I’m waiting for (probably far off) day when System76 makes its own laptops instead of using Clevo hardware. I just can’t deal with that keyboard & trackpad quality.
I just wrote into System76 support looking for a replacement battery for my Lemur Pro (swollen battery), and mentioned I'd switched to my Framework in the meantime. Just got a response a few minutes ago:
> I received your message in the support ticket that you have gotten a Framework Laptop. A great choice.
Gave me a burst of hope for official Pop!_OS Framework laptops sold through S76.
If that means getting 15" framework laptops with discrete GPUs, sure. If it means sticking to the current framework or a larger one with the same basic hardware... nothanks.
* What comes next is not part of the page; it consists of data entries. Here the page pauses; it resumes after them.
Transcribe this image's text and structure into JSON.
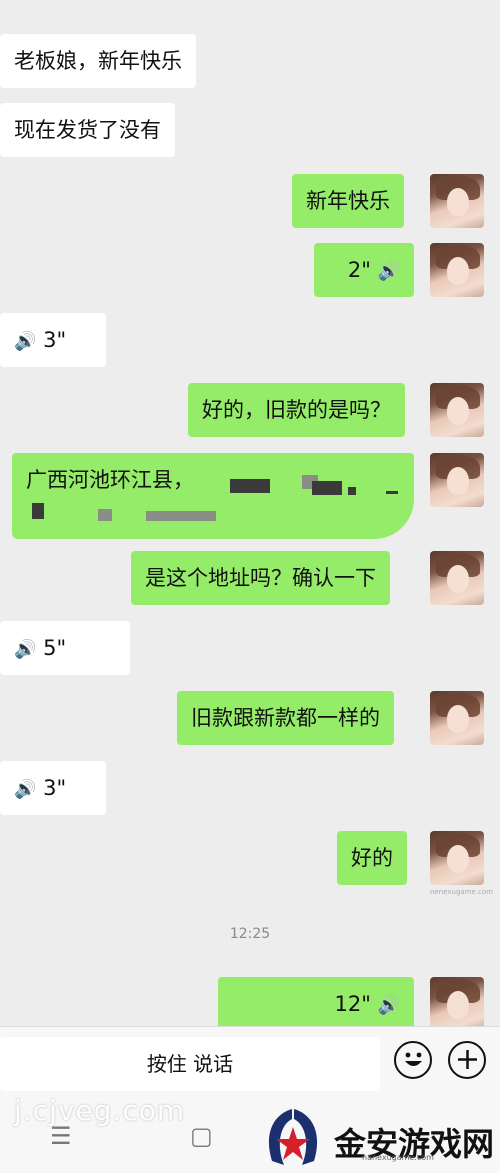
{
  "messages": [
    {
      "side": "in",
      "text": "老板娘，新年快乐"
    },
    {
      "side": "in",
      "text": "现在发货了没有"
    },
    {
      "side": "out",
      "text": "新年快乐"
    },
    {
      "side": "out",
      "voice": "2\""
    },
    {
      "side": "in",
      "voice": "3\""
    },
    {
      "side": "out",
      "text": "好的，旧款的是吗？"
    },
    {
      "side": "out",
      "text": "广西河池环江县，"
    },
    {
      "side": "out",
      "text": "是这个地址吗？确认一下"
    },
    {
      "side": "in",
      "voice": "5\""
    },
    {
      "side": "out",
      "text": "旧款跟新款都一样的"
    },
    {
      "side": "in",
      "voice": "3\""
    },
    {
      "side": "out",
      "text": "好的"
    },
    {
      "side": "out",
      "voice": "12\""
    }
  ],
  "timestamp": "12:25",
  "input_bar": {
    "talk_label": "按住 说话",
    "emoji_icon": "emoji-icon",
    "plus_icon": "plus-icon"
  },
  "navbar": {
    "menu_icon": "menu-icon",
    "home_icon": "home-icon"
  },
  "watermark": {
    "text": "j.cjveg.com",
    "logo_text": "金安游戏网",
    "logo_sub": "nanexugame.com",
    "small": "nenexugame.com"
  },
  "colors": {
    "background": "#ededed",
    "outgoing": "#95ec69",
    "incoming": "#ffffff"
  }
}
They may not have permission to share it. They may just be acting coy because the scope of the conversation. They may just not know it. They may feel it just doesn't matter. Who knows?
A S76 QA engineer shared more details on Reddit.
> The chassis and motherboard for this product are manufactured by a company called Emdoor. The final assembly will be done in-house at System76's Denver factory (the same place Thelios and Launches are manufactured.)
is the touchpad better? Have to agree with GP that clevo touchpads are bad, i have the orpy5 and the touchpad is the worst. Its bad on windows too so it isn't just some linux driver thing. Super easy to do stray palm presses and send the cursor to random places.
I purchased a high end workstation and was incredibly disappointed by the case construction and extraordinarily weird design choices made in service of aesthetics or...something.
I can’t speak for the OP but just take a look at any $50-100 ATX PC case and see all the features it has in terms of cable management, connectivity, airflow/ cooling of all critical components and modularity. That in my view is the bar that a high end workstation should be better at.
I don't get it: a Linux laptop with physical buttons on the touchpad but only two of them. I've been pasting text with the middle button all the time since forever and any time I had to use a two buttons mouse or touchpad it was hell. My ZBook has three buttons. It was one of the reasons I bought it.
Less visible downsides: only 1 TB SSD (I have 3 TB now), 16 GB RAM (I have 32) and the screen is smaller as the laptop is "12.73 x 8.44 x 0.75 in; 32.34 x 21.46 x 1.91 cm"
The only good points are that it weights almost half of mine and it's numberpad free :-)
> I’m waiting for (probably far off) day when System76 makes its own laptops instead of using Clevo hardware. I just can’t deal with that keyboard & trackpad quality.
oh, i never knew that! i thought they made everything.
for real though, who thought that having pgup and pgdn as mini keys on top of the left and right arrow keys was a good idea? and how did that get through quality assurance?
I vastly prefer pgup and pgdn there. Moving between tabs in a browser is Ctrl+PgDn / Ctrl+PgUp, and physically mapping it near left/right arrows matches my mental mapping.
IBM ThinkPads had Back/Forward buttons there. They acted like the back/forward buttons on mice these days. Very useful for browsing in Windows Explorer and IE. I loved them.
They make their desktops but not their laptops. That's probably why their laptops can sometimes have some weird quirks (keyboard layouts, screen resolution options, etc).
Similar for me. When I looked at System 76 laptops 1-2 years ago, the keyboard type was a deal-breaker for me. They were like Asus ROG laptop keyboards, whereas I strongly prefer keyboards like my Lenovo Legion's.
I was hopeful when they announced an all-AMD laptop recently. But unfortunately it's too small / underpowered / non-upgradeable for my needs, and I couldn't tell from the pictures if the keyboard was more to my liking.
To be fair, even Framework laptops don't have swappable keyboard types, AFAICT. So even a System76-Framework team-up wouldn't necessarily fit my needs.
I actually got a laptop from sager (clevo) and after 5 years of heavy use. my biggest complaint is the dam case. all the plastic clips broke. only a few screws holding it together. lots of gaps now. and a few cracks in the plastic.
but it's been thrown in a back pack and gone through several years of traveling in a back pack
I have one too. I love the very standard hardware - even a regular barrel jack for the power adapter.
That said, the keyboard could be better.
I hate the trend in flat-top keys we have now. I honestly love the feel of gently recessed keys. I had an early macbook pro and the keys seemed to press against my fingertips uniformly instead of having the "hotspot" you get in the center of the flat key.
I have a ~6-year-old Clevo laptop (from Mythlogic, which tells you something). After about five years, the keyboard kinda crapped out. Got a new keyboard, took about ten minutes to swap it in. The hard part was getting the part, had to order it from China.
I have one from mid-2014 (base model W550SU, now-bankrupt distributor), used about as heavily as anyone would ever use one (probably averaging sixty hours a week). Its keyboard was not great within one year (spongy), and distinctly unpleasant after two years (very spongy), with its space bar becoming extremely unreliable during the third year. It became impossible to type at speed on it.
Everything System76 makes themselves is awesome.